# automatically upload files to a ftp-server



## ogg (Sep 24, 2002)

i want to create a shell-script to automatically upload a litte tar-archiv to the webserver. i have typing the following command:

ftp -u ftp://[ip-adress] user [username] password [mypassword] /source/archiv.tar /target/archiv.tar

it doesn't work!

can anyone give me some help?

thanks!


----------



## TBoNe (Sep 24, 2002)

Try using this:

Create a ".netrc" file that contains the following (the dot denotes invisable file) in the directory that your ftp script is.

machine     ftp.server.name
login           account_login
password    password

set the permissions for the owner to have read and write access only
  -rw-------

then create your shell script to ftp to the "machine" name in that file, it will automatically log in and perform whatever other commands you have in the script.

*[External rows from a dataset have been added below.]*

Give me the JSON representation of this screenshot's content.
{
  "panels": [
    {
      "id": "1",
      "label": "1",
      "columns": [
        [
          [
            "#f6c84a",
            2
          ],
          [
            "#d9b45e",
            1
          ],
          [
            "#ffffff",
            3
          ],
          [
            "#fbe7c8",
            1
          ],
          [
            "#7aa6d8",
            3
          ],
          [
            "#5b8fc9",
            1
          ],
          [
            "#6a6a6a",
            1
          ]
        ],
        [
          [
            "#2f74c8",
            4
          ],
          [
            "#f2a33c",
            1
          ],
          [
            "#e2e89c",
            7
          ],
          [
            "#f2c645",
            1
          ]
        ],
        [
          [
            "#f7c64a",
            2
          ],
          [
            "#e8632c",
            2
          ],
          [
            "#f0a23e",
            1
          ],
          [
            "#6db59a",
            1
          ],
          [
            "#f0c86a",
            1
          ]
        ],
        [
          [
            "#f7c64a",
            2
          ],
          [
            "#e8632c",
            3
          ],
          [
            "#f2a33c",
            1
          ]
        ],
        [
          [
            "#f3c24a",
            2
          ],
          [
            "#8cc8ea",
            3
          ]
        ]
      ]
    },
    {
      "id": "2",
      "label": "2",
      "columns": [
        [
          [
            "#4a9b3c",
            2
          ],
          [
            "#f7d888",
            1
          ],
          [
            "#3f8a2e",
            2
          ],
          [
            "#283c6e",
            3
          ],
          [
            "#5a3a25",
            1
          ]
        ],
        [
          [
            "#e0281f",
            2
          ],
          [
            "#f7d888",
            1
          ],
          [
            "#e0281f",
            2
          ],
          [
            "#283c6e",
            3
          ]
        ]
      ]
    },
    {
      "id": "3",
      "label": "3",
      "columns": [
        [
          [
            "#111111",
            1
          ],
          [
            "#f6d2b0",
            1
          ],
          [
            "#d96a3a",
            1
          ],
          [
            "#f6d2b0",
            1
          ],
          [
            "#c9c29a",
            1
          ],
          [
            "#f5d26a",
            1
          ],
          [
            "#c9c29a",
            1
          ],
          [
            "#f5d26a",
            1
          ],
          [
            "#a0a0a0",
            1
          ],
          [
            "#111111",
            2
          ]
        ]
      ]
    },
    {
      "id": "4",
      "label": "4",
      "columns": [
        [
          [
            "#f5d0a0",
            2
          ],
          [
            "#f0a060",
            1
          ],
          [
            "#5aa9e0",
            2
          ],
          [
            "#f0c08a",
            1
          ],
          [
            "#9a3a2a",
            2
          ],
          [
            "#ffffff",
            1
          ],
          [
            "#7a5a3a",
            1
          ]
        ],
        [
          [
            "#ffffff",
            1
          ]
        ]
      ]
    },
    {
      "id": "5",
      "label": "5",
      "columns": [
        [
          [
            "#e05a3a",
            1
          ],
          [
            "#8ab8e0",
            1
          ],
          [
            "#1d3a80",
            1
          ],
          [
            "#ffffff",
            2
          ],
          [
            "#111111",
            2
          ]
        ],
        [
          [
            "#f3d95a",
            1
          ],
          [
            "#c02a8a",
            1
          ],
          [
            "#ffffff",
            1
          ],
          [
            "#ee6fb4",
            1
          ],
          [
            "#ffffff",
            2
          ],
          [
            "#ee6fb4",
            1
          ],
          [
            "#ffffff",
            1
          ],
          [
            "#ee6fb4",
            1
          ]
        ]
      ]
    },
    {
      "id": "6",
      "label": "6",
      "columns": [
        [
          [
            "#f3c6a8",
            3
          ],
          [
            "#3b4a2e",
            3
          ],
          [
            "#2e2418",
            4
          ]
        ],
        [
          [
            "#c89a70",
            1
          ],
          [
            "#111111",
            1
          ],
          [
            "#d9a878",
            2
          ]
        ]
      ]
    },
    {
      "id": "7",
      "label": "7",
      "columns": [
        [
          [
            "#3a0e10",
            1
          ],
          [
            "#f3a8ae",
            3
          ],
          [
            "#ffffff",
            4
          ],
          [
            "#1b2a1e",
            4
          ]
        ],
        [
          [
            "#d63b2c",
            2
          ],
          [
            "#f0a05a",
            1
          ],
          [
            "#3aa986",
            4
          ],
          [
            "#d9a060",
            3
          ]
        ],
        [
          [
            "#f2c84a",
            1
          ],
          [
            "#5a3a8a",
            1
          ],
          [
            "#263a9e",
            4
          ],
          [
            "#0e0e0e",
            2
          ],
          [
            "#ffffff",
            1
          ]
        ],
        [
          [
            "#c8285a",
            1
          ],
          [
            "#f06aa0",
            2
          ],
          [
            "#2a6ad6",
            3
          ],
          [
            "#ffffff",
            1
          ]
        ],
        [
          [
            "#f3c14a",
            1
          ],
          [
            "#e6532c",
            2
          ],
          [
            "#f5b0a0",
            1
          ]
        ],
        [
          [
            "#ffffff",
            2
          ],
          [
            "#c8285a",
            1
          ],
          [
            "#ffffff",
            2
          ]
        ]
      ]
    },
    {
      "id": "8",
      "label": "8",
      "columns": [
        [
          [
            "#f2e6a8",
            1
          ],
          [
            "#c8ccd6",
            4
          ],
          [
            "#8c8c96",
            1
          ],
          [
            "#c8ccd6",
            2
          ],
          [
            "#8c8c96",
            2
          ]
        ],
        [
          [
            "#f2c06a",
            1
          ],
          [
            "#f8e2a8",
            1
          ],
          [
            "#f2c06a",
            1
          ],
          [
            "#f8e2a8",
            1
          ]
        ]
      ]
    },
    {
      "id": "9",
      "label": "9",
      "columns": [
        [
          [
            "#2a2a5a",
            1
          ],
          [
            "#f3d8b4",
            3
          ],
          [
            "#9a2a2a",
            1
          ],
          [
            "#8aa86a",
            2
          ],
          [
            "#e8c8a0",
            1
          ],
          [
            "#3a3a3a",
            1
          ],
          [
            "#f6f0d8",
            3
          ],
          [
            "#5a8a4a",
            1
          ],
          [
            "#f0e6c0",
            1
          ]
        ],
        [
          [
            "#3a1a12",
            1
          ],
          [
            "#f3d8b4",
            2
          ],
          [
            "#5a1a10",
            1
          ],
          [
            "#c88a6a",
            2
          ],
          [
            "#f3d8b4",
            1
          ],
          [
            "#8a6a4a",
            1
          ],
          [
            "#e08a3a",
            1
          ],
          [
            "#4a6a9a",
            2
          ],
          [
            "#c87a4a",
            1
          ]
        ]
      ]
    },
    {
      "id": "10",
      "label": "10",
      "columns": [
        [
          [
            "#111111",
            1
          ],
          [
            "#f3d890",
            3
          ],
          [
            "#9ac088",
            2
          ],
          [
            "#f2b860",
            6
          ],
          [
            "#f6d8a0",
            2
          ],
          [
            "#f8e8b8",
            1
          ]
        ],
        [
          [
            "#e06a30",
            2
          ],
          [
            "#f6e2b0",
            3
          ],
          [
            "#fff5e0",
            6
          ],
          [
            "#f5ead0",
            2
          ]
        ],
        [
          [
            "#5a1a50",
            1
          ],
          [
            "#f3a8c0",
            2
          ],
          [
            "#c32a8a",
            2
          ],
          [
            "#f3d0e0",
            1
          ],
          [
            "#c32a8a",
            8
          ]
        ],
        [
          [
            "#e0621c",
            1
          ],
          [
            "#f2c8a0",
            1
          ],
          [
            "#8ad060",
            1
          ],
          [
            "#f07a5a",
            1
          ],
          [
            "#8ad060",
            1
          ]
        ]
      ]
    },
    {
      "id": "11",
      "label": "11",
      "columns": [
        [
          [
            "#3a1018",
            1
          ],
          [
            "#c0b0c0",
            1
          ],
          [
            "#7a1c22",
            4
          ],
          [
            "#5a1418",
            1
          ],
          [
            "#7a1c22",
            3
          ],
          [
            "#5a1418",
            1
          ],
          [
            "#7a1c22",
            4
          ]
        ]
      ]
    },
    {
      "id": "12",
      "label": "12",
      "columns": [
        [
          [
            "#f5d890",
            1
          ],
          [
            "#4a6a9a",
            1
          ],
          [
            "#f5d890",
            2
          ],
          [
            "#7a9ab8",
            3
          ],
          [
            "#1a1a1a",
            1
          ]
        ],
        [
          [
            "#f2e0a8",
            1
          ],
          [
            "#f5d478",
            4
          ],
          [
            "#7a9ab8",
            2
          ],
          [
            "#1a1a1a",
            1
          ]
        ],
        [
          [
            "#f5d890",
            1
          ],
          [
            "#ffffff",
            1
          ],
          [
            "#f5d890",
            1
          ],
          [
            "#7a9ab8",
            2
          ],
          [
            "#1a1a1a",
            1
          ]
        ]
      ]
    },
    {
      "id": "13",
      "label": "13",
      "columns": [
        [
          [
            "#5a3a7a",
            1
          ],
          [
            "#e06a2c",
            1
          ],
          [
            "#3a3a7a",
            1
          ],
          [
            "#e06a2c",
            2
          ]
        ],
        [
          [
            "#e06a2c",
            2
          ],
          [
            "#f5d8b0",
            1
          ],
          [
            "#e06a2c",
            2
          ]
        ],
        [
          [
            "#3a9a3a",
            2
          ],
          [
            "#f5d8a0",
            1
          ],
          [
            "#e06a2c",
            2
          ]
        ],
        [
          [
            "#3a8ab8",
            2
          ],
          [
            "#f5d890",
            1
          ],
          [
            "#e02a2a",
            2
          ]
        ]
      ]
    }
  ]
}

Hope that was clear enough, good luck!


----------



## ogg (Sep 25, 2002)

i have downloaded the ncftp-package (listed on versiontracker.com) and used the ncftpput command, it rocks! very simple, more powerfull than the default ftp-client in os x.


----------



## gumse (Sep 25, 2002)

You can also use curl to upload to a ftp server:

curl -T filename -u usernameassword ftp://somehost.com/somedir/filename


----------



## ogg (Sep 25, 2002)

Thanks to gumse, great it works!

another question: how can i password-protect my tar-file? is there a way with zip, compress or anything else?


----------